US 12,131,738 B2
	Electronic apparatus and method for controlling thereof
Jaeyoung Roh, Suwon-si (KR); Hejung Yang, Suwon-si (KR); Hojun Jin, Suwon-si (KR); and Donghan Jang, Suwon-si (KR)
Assigned to SAMSUNG ELECTRONICS CO., LTD., Suwon-si (KR)
Filed by SAMSUNG ELECTRONICS CO., LTD., Suwon-si (KR)
Filed on Sep. 14, 2022, as Appl. No. 17/944,401.
Application 17/944,401 is a continuation of application No. PCT/KR2021/012883, filed on Sep. 17, 2021.
Claims priority of application No. 10-2021-0000983 (KR), filed on Jan. 5, 2021.
Prior Publication US 2023/0017927 A1, Jan. 19, 2023
Int. Cl. G10L 15/22 (2006.01); G10L 15/02 (2006.01); G10L 15/26 (2006.01)

CPC G10L 15/22 (2013.01) [G10L 15/02 (2013.01); G10L 15/26 (2013.01); G10L 2015/223 (2013.01)]

15 Claims

1. An electronic apparatus comprising:

a microphone;

a communication interface;

a memory configured to store at least one instruction; and

a processor configured to execute the at least one instruction to:

obtain a user voice input for registering a wake-up voice input via the microphone;

input the user voice input into a trained neural network model to obtain a first feature vector corresponding to text included in the user voice input;

receive a verification data set determined based on information related to the text included in the user voice input from an external server via the communication interface;

input a verification voice input included in the verification data set into the trained neural network model to obtain a second feature vector corresponding to the verification voice input; and

identify whether to register the user voice input as the wake-up voice input based on a similarity between the first feature vector and the second feature vector.

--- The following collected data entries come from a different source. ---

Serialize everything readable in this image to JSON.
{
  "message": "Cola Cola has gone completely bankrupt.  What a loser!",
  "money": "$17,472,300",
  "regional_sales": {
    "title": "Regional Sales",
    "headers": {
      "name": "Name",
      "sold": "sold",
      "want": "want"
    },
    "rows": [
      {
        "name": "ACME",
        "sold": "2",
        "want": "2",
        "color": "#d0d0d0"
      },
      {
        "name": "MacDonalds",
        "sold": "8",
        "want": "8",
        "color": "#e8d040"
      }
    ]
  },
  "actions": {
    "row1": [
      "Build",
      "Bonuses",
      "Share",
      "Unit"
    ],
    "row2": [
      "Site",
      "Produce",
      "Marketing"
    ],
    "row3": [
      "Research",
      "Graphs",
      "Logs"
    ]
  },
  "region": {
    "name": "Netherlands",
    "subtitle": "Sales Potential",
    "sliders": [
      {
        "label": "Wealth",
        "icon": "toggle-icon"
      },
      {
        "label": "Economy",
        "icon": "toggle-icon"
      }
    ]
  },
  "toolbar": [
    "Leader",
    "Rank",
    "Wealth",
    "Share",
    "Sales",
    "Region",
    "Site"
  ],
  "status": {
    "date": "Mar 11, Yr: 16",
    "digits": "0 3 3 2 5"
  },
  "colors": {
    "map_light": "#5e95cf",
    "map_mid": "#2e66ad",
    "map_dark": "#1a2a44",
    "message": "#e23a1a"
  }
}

11. A method of controlling an electronic apparatus, the method comprising:

obtaining a user voice input for registering a wake-up voice input;

inputting the user voice input into a trained neural network model to obtain a first feature vector corresponding to text included in the user voice input;

receiving a verification data set determined based on information related to the text included in the user voice input from an external server;

inputting a verification voice input included in the verification data set into the trained neural network model to obtain a second feature vector corresponding to the verification voice input; and

identifying whether to register the user voice input as the wake-up voice input based on a similarity between the first feature vector and the second feature vector.